La France est spécialiste des jeunes chanteuses qui essayent tant bien que mal de s’intégrer au paysage musical français. Armées de leurs ballades acoustiques romantiques, les Berry, Rose, Marie Espinosa et Joyce Jonathan sont au premier rang de ces chanteuses mielleuses qui ont du mal à s’imposer à un public autre que la ménagère et l’ado en manque d’amour.
Aux premières notes de « Badaboum », on pourrait facilement classer Buridane dans cette longue liste. Ce titre est frais, grand public et parfait pour un premier single.
Mais la pop fraîche n’est pas le seul style musical au menu de cet album. Buridane parvient même à nous emmener dans un univers rock sur le titre « Si y’a personne » qui n’est pas sans rappeler les vieux albums de Manu et ses camarades de Dolly.
Mais il y a un petit truc en plus chez cette blondinette qui nous interpelle. Il faut se pencher sur les paroles pour comprendre que la Rouennaise use de ses textes comme une thérapie.
Dès le deuxième titre, « Parfois on recule », on se rend compte que Buridane a besoin de parler, de se livrer, de partager. La jeune femme, auteur/compositeur sur tous les titres de l’album, nous livre ici son sentiment sur l’indécision et la peur de l’échec. Un adage qui n’est pas sans rappeler le paradoxe de l’âne de Buridan. Ce n’est pas pour rien que la demoiselle a choisi son surnom en clin d’œil à Jean Buridan, célèbre philosophe français du XIIème siècle.
Sur « Vice et Vertu » et « La dispute », la chanteuse utilise un phrasé qui rappelle avec plaisir l’univers d’Adrienne Pauly. Buridane semble d’ailleurs tout aussi tourmentée et complexée que la chanteuse de « J’veux un mec ». C’est ce que l’on peut distinguer sur les chansons « Mieux que moi » ou « Rapport à ».

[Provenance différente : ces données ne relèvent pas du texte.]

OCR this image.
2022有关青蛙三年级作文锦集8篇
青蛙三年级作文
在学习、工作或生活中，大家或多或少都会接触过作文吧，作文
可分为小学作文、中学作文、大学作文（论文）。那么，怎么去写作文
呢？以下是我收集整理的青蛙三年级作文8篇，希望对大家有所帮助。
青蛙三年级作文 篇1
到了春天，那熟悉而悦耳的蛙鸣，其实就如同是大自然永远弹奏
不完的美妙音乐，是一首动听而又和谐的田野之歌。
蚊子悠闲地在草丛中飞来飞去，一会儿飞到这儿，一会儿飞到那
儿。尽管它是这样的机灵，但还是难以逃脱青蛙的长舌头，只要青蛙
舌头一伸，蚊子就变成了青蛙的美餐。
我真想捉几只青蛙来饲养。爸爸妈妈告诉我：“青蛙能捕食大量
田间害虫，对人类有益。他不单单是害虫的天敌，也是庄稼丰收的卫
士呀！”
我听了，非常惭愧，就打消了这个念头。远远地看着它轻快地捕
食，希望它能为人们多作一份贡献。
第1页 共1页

En fin de compte, il ne faut pas juger Buridane au simple single « Badaboum ». Les maux qu’expriment Buridane dans ses chansons nous touchent et c’est bien là le principal.
Jean-Christophe Pignol




































Edgär – « Behind The Wall » – Notre Avis
Red Money – « Days of Tomorrow » : Notre Avis
Leopold Riou – « Seven » : Notre Avis
Cachemire – « Suffit juste d’une seconde » : Notre avis
BIRRD – « Take Off » : Notre Avis
Feu! Chatterton – « Labyrinthe » : Notre Avis
Bruit ≤ – « The Age of Ephemerality »: Notre Avis
Andrea Laszlo De Simone – « Una Lunghissima Ombra »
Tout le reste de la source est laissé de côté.